Prefiguring the future through municipalism

We have to work on the urgent issues, feminizing politics and feminizing care, without losing sight of the challenge that faces us as a political generation. We must construct and offer desirable and achievable images of a different future, one that breaks with the conception, which neoliberalism has managed to establish as common sense, that “there is no alternative.” To do so, in Ciudad Futura, we are wagering on prefiguring, here and now, innovative projects of production, consumption, education, culture, health, care, among others, with the goal of demonstrating that alternatives to capitalism and the sexual division of labor exist and they are based on social management of the common. Anticipating those images of the future, not only makes it such that people believe that alternatives exist, but also create a space for gaining knowledges and lessons to multiply these experiences in other spheres, in other territories. 

Embracing prefiguration and social management as strategies of political construction enables us to start from one of the main premises that gives life to the feminization of politics as a practice: the recognition that people are vulnerable and interdependent beings and that, instead of competing to save ourselves individually, we are capable of building, in common, a life more worthy of being lived.

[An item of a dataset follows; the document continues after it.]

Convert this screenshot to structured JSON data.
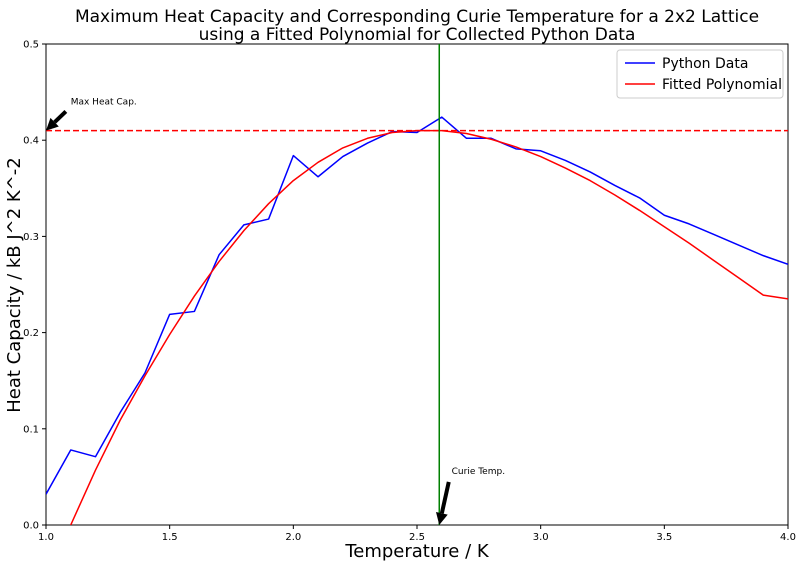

When we face processes of transformation this way, we open ourselves up to the possibility of politicizing the everyday, that is: making visible and denaturalizing the inequalities that we experience daily, challenging constant commodification, fueling citizen involvement, and wagering on a project that commits the community to the management of the common. In this way, it is possible to break (even if only in a fragmentary way) with dynamics that are created from above toward below. Politics begins to be about what is nearby, and with that, cities have become the most suitable territory for putting forth emancipatory politics with a strong element of popular participation.

The first step is to stop going backwards. Moving the work forward is an immense task and there is no time to lose. To do so we must deepen and multiply the experiences of territorial organization, go out and meet those people who need urgent responses and, at the same time, be able to interpellate ever more people in order to defeat the apathy and individualism that prevail in our societies. For this to be possible, politics must be constructed based on proximity. Paraphrasing the singer Nacho Vegas, if neoliberalism wants us in solitude, then let it find us in common!

 

Caren Tepp is a City Councillor in Rosario, Argentina. She’s also an activist at Ciudad Futura.